Staunch proponents technology in learning, slow down too.
While schools have pumped funds in to the use of laptops for students, research hasn’t shown that students’ learning has improved at all. John Timmer says it well:
In general, the authors argue, the benefits of laptops come in cases where the larger educational program has been redesigned to incorporate their unique capabilities, and the teachers have been trained in order to better integrate laptop use into the wider educational experience. Both of these processes are resource-intensive, and the degree of their success may vary from classroom to classroom even in a single school, which is likely to explain the wide variability in the results.

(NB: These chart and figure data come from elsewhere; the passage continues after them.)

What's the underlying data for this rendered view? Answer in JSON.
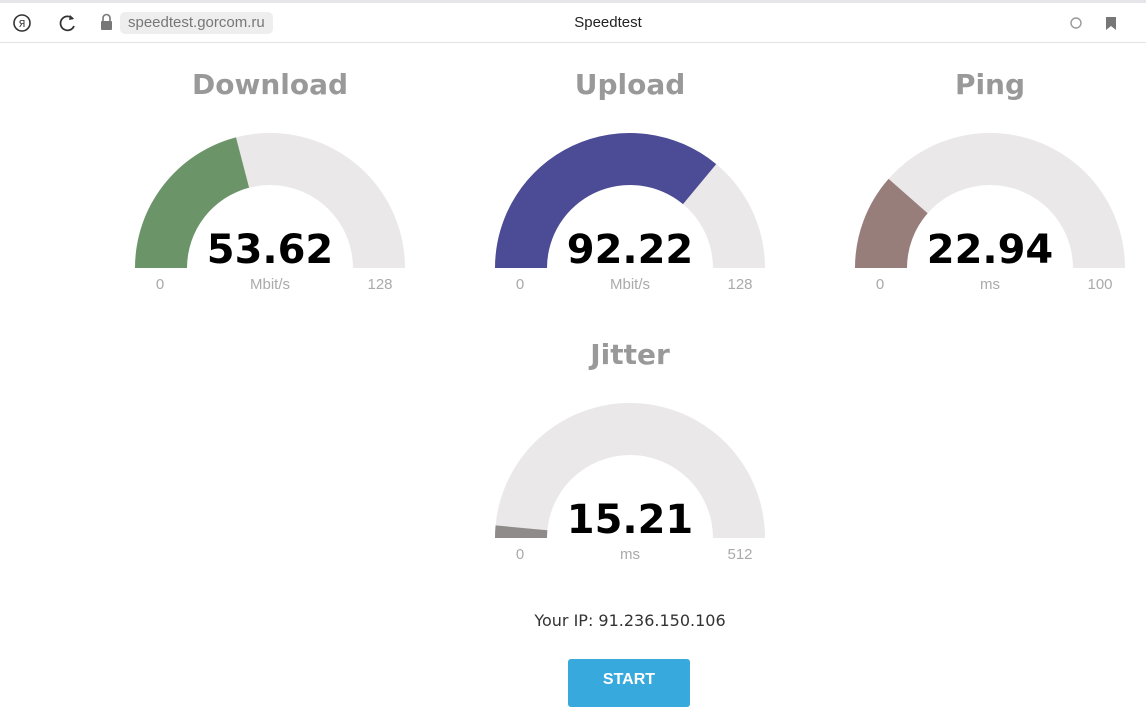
{
  "browser": {
    "url": "speedtest.gorcom.ru",
    "tab_title": "Speedtest"
  },
  "gauges": [
    {
      "title": "Download",
      "value": 53.62,
      "min": 0,
      "max": 128,
      "unit": "Mbit/s",
      "color": "#6b9568"
    },
    {
      "title": "Upload",
      "value": 92.22,
      "min": 0,
      "max": 128,
      "unit": "Mbit/s",
      "color": "#4b4b96"
    },
    {
      "title": "Ping",
      "value": 22.94,
      "min": 0,
      "max": 100,
      "unit": "ms",
      "color": "#977e7b"
    },
    {
      "title": "Jitter",
      "value": 15.21,
      "min": 0,
      "max": 512,
      "unit": "ms",
      "color": "#8f8b8b"
    }
  ],
  "ip_line": "Your IP: 91.236.150.106",
  "button": "START"
}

This should not be a surprise though. Educators have made the mistake of treating technological devices like magic wands. Would we expect that merely putting pens in students’ hands would make them deft writers? Of course not. It is the teacher who must engage with students on how to use tools for learning. This goes for pens as well as computers. Why is it that teachers seem to approach students’ use of computers differently than other tools? While it should be common sense, the harsh reality of laptops in classrooms is sometimes
that everything from IM chats to online shopping excursions take place over the in-class ether, distracting everyone involved: the student, his or her neighbors, and potentially the professors, who may watch their grip on the classroom slowly slipping away.
What’s slipping isn’t “grip,” it’s pedagogy. There are two points worth making here. First, teachers, it seems, sometimes view any way of thinking that does not fit into their own framework of thinking as uncritical, or laziness. And yet, a student who is doing more than taking notes in class is as likely to be Googling something that comes up in discussion as he is “spacing out” or IMing. This leads to a second point: using technology in schools means being open to how it lets students think differently: to think that computers only offer a way to take notes electronically (something that could just as easily be done with a pencil and paper) ignores that it is a multi-modal tool which offers myriad ways to explore and express ideas.
We are all technology teachers. That is, we are, as educators, responsible for guiding and shaping how our students think and learn with different tools. Even if we don’t fully understand what students are doing online, we know well how to ask critical questions about it. We don’t have to know what something is in order to ask students how they are learning through it. We only have to ask questions. As teachers, we should be quite good at that. It’s vital that pedagogy doesn’t give way to technophobia.